SAU VC Dr Fateh Marri said there had been no significant development in agricultural production for the past 30 years so there was a need to promote technologies related to urban agriculture and more efficient use of water. He said that modern agricultural technology must be adopted by farmers due to growing population and possible water shortage.

Syed Nadeem Shah, a progressive farmer and Sindh Abadgar Board leader, said that vertical farming and food preservation were practiced in the developed countries while everyone grew vegetables for their domestic needs in China. He expressed concern that farmlands were being converted into colonies.
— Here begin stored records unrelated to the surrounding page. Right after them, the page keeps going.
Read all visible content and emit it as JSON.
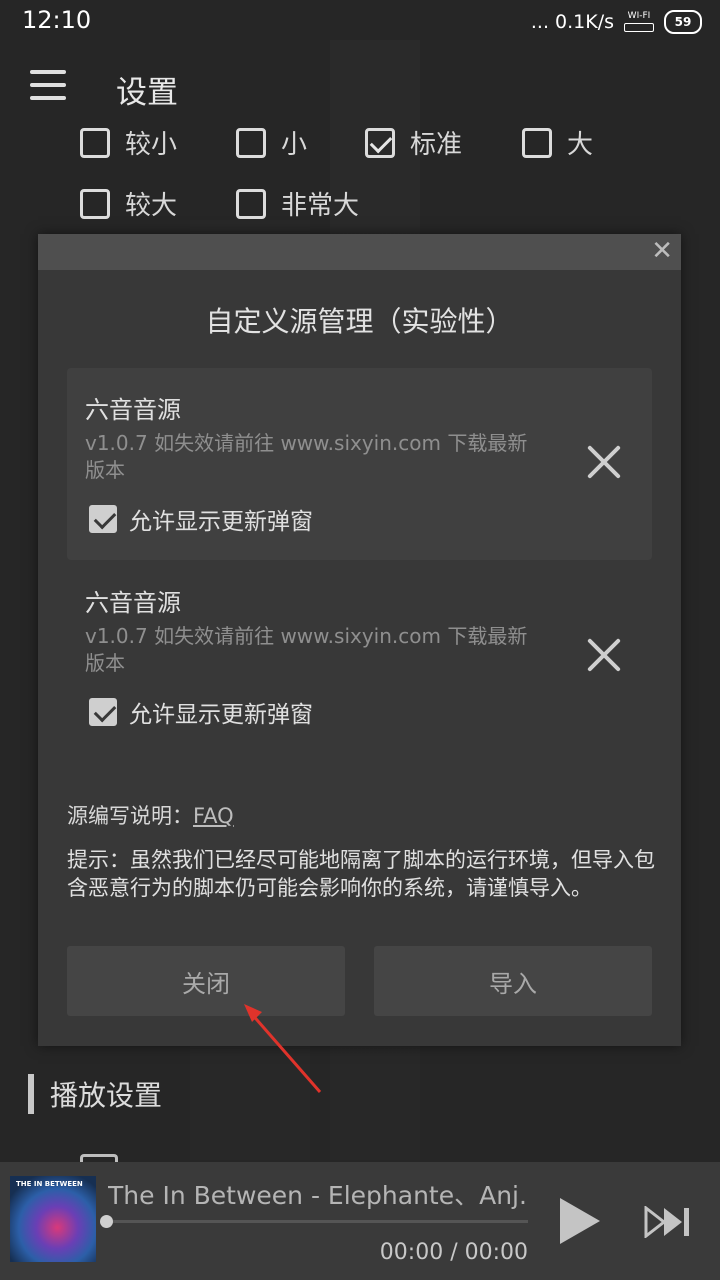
{
  "status_bar": {
    "time": "12:10",
    "network_speed": "... 0.1K/s",
    "wifi_label": "WI-FI",
    "battery": "59"
  },
  "app_bar": {
    "title": "设置",
    "menu_icon": "menu-icon"
  },
  "font_sizes": [
    {
      "label": "较小",
      "checked": false
    },
    {
      "label": "小",
      "checked": false
    },
    {
      "label": "标准",
      "checked": true
    },
    {
      "label": "大",
      "checked": false
    },
    {
      "label": "较大",
      "checked": false
    },
    {
      "label": "非常大",
      "checked": false
    }
  ],
  "dialog": {
    "title": "自定义源管理（实验性）",
    "close_icon": "close-icon",
    "sources": [
      {
        "name": "六音音源",
        "description": "v1.0.7 如失效请前往 www.sixyin.com 下载最新版本",
        "allow_label": "允许显示更新弹窗",
        "allow_checked": true
      },
      {
        "name": "六音音源",
        "description": "v1.0.7 如失效请前往 www.sixyin.com 下载最新版本",
        "allow_label": "允许显示更新弹窗",
        "allow_checked": true
      }
    ],
    "help_prefix": "源编写说明：",
    "help_link": "FAQ",
    "tip": "提示：虽然我们已经尽可能地隔离了脚本的运行环境，但导入包含恶意行为的脚本仍可能会影响你的系统，请谨慎导入。",
    "close_button": "关闭",
    "import_button": "导入"
  },
  "section": {
    "title": "播放设置"
  },
  "player": {
    "song": "The In Between - Elephante、Anj...",
    "cover_text": "THE IN BETWEEN",
    "time": "00:00 / 00:00",
    "progress": 0,
    "play_icon": "play-icon",
    "next_icon": "next-icon"
  },
  "colors": {
    "background": "#262626",
    "dialog": "#383838",
    "arrow": "#e0332b"
  }
}
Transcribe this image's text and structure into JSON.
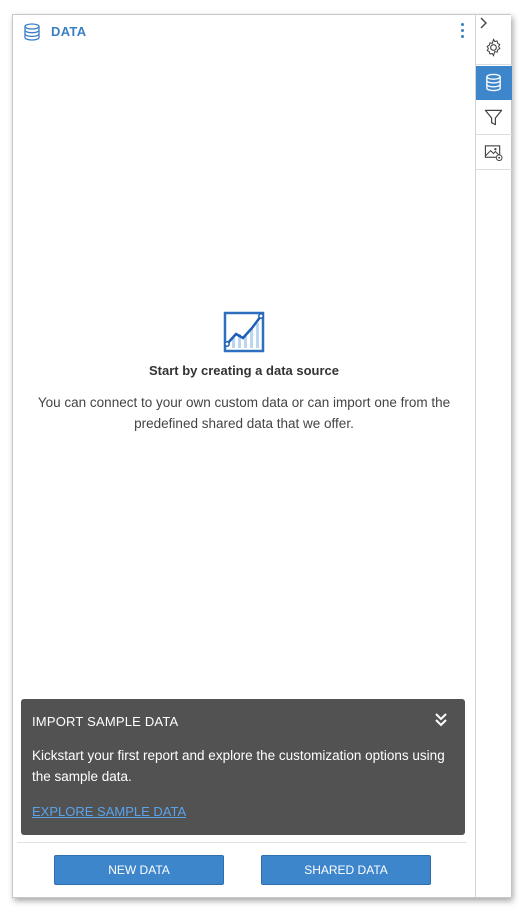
{
  "header": {
    "title": "DATA",
    "icon": "database-icon",
    "menu_icon": "kebab-menu-icon"
  },
  "empty_state": {
    "icon": "line-chart-icon",
    "title": "Start by creating a data source",
    "description": "You can connect to your own custom data or can import one from the predefined shared data that we offer."
  },
  "sample": {
    "title": "IMPORT SAMPLE DATA",
    "collapse_icon": "double-chevron-down-icon",
    "description": "Kickstart your first report and explore the customization options using the sample data.",
    "link": "EXPLORE SAMPLE DATA"
  },
  "actions": {
    "new_data": "NEW DATA",
    "shared_data": "SHARED DATA"
  },
  "rail": {
    "expand_icon": "chevron-right-icon",
    "items": [
      {
        "icon": "gear-icon",
        "active": false
      },
      {
        "icon": "database-icon",
        "active": true
      },
      {
        "icon": "filter-icon",
        "active": false
      },
      {
        "icon": "image-settings-icon",
        "active": false
      }
    ]
  },
  "colors": {
    "accent": "#3d86cc",
    "title_blue": "#3a7fc4",
    "card_bg": "#525252",
    "link": "#5aa3ec"
  }
}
Ghulam Mustafa Ujjan, general manager (transition) at the Sindh Irrigation and Development Authority (Sida), said students should be involved in research on agricultural, economic and water policies while the government, private institutions and farmers should jointly work on water.

RDF executive director Ashfaq Ahmed Soomro said that water was not being used properly and that use of canals and rainwater in agriculture, houses and food should be the right way.

Welthungerhilfe program manager Sarwan Baloch said that rural areas produced food that was consumed in urban areas and added that food production should also begin in cities while a value chain system should be transferred to farmers.

Dr Dilip Kumar said that by 2050, population would reach 9.2 billion and till then food and its quality would not be safe.